The optimizer to use. If a string (like "adamw") or a type to instantiate, the module and groups must be provided.

TYPE: Union[str, Type[Optimizer], Optimizer]

module

The module to optimize. Usually the nlp pipeline object.

TYPE: Optional[Union[PipelineProtocol, Module]] DEFAULT: None

total_steps

The total number of steps, used for schedules.

TYPE: Optional[int] DEFAULT: None

groups

The groups to optimize. Each group is a dictionary containing:

  • a regex selector key to match the parameter of that group by their names (as listed by nlp.named_parameters())
  • and several other keys that define the optimizer parameters for that group, such as lr, weight_decay etc. The value for these keys can be a Schedule instance or a simple value
  • an exclude key that can be set to True to exclude parameters

The matching is performed by running regex.search(selector, name) so you do not have to match the full name. Note that the order of the groups matters. If a parameter name matches multiple selectors, the configurations of these selectors are combined in reverse order (from the last matched selector to the first), allowing later selectors to complete options from earlier ones. If a selector contains exclude=True, any parameter matching it is excluded from optimization.
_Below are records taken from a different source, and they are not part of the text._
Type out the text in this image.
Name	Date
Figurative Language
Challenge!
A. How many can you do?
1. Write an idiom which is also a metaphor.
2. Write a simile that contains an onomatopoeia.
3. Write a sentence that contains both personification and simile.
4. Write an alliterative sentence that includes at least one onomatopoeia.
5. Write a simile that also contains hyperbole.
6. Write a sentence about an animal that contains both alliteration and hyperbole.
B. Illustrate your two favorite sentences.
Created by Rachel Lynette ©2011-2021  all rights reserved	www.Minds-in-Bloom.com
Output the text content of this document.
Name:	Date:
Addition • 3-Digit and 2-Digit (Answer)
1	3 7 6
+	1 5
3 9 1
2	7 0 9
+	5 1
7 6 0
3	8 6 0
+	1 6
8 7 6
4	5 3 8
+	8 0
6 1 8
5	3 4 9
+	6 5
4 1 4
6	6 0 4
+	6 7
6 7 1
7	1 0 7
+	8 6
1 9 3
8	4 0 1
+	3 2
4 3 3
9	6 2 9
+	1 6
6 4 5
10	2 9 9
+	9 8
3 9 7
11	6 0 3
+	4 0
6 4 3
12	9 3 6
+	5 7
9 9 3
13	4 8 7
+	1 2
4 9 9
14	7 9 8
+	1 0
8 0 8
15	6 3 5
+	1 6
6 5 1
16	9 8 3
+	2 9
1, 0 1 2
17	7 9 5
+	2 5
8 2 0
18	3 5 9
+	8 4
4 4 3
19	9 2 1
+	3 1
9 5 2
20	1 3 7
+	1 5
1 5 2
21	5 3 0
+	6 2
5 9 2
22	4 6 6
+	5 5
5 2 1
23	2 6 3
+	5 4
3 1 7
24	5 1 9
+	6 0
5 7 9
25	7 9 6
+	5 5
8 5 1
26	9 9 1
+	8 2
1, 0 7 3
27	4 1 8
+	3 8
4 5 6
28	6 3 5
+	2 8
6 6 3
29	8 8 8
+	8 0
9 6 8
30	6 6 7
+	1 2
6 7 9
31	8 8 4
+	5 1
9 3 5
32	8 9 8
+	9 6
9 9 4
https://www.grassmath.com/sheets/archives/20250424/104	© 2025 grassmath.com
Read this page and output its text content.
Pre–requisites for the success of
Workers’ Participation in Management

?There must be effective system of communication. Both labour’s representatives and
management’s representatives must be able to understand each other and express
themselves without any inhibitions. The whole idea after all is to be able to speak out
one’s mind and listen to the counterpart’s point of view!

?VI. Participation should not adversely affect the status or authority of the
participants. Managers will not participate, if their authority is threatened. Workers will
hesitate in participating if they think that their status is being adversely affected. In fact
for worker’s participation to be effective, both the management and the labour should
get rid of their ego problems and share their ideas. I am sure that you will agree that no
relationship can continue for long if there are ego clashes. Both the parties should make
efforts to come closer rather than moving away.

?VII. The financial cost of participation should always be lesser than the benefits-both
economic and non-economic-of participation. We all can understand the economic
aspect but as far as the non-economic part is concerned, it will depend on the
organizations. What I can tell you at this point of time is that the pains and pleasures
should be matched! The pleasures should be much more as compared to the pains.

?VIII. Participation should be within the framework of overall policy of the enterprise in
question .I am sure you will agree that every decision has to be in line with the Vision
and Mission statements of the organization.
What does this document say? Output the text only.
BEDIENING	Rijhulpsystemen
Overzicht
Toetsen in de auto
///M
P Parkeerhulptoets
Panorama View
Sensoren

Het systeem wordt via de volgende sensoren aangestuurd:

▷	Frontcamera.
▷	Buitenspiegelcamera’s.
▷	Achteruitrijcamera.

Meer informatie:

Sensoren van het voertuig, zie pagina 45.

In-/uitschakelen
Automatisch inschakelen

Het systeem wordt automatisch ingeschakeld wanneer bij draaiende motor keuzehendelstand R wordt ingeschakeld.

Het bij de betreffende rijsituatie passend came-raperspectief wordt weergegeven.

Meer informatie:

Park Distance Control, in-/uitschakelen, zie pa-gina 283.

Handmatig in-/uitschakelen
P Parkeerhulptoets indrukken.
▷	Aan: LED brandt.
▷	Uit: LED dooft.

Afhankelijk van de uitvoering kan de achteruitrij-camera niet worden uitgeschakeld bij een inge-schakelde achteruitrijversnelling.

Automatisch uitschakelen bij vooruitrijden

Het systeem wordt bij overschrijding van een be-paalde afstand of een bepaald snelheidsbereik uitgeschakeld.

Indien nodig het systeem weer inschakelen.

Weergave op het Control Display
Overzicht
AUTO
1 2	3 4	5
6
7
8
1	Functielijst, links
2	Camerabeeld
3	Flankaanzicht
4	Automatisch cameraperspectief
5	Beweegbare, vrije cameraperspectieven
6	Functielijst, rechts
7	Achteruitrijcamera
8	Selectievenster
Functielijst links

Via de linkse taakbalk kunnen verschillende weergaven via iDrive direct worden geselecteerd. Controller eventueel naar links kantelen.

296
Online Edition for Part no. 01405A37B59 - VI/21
TYPE: Optional[List[Group]] DEFAULT: None

TYPE: Union[Draft[ScheduledOptimizer], ScheduledOptimizer, Optimizer] DEFAULT: None

validation_interval

The number of steps between each evaluation. Defaults to 1/10 of max_steps

TYPE: Optional[int] DEFAULT: None

checkpoint_interval

The number of steps between each model save. Defaults to validation_interval

TYPE: Optional[int] DEFAULT: None

grad_max_norm

The maximum gradient norm

TYPE: float DEFAULT: 5.0

grad_dev_policy

The policy to apply when a gradient spike is detected, ie. when the gradient norm is higher than the mean + std * grad_max_dev. Can be:

  • "clip_mean": clip the gradients to the mean gradient norm
  • "clip_threshold": clip the gradients to the mean + std * grad_max_dev
  • "skip": skip the step

These do not apply to grad_max_norm that is always enforced when it is not None, since grad_max_norm is not adaptive and would most likely prohibit the model from learning during the early stages of training when gradients are expected to be high.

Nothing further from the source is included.